Il s’agit de barrières de toile pouvant être attachées entre elles afin d’obtenir la longueur désirée. Le prix de détail de base est d’environ 1000 $, mais le coût d’une barrière de 15 m de long par 2 m de haut faite de PVC s’élève à 10 000 $.

Manque de ressources

Selon M. Déry, le principal problème rencontré par son entreprise au Québec en est un de conjoncture.

«La Sécurité civile n’a pas le mandat d’intervenir lors des sinistres et les municipalités, via leurs services incendies, n’ont généralement pas les ressources financières nécessaires pour se prémunir de ces équipements, ajoute-t-il.

«C’est malheureux ce qui se passe en ce moment, mais je crois que ça va nous aider à améliorer nos ventes ici », estime l’homme d’affaires de Victoriaville, précisant que 0,5 % de son chiffre d’affaires, qui se situe à quelque millions $, était attribuable au Québec.

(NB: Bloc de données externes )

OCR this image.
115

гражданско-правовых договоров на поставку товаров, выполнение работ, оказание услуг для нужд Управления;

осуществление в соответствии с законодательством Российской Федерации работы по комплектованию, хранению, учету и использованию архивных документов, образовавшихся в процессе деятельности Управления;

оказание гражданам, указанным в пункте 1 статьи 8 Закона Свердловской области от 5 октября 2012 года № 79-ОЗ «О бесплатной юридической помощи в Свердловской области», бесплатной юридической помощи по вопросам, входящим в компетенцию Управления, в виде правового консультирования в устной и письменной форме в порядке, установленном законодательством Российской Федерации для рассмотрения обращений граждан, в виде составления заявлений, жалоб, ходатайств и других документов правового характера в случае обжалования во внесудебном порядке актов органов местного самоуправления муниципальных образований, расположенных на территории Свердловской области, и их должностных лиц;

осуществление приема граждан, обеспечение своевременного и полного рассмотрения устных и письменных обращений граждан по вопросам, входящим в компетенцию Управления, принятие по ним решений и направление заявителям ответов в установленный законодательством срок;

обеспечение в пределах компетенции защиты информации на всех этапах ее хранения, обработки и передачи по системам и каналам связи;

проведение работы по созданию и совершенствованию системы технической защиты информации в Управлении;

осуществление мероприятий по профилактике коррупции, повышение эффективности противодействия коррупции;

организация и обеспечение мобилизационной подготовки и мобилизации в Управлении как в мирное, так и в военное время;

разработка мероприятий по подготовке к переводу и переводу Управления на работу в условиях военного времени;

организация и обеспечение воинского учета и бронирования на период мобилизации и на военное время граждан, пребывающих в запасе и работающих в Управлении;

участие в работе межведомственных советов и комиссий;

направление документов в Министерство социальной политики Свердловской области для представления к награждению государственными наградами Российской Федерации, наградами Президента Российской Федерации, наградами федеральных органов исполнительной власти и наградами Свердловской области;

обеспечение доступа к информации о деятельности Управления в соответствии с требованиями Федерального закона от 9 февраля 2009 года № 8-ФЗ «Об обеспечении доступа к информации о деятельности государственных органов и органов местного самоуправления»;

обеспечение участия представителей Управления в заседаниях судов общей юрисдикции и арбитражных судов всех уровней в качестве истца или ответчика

M. Déry affirme que quelques municipalités, dont Montréal et Boisbriand, ont voulu acheter le Water-Gate au cours des dernières semaines en prévision des inondations, mais que son entreprise n’a pas été en mesure de suffire à la demande, se retrouvant temporairement en rupture de stock.

Kilomètres de barrières

«Il y a six mois, nous avions plusieurs kilomètres de barrières dans notre entrepôt, mais nous avons eu plusieurs commandes successives de France et d’Angleterre. Nous n’avons plus rien, nous sommes à fabriquer pour des commandes datant du début de l’année. Nous avons ajouté un quart de soir afin de subvenir à la demande», indique-t-il.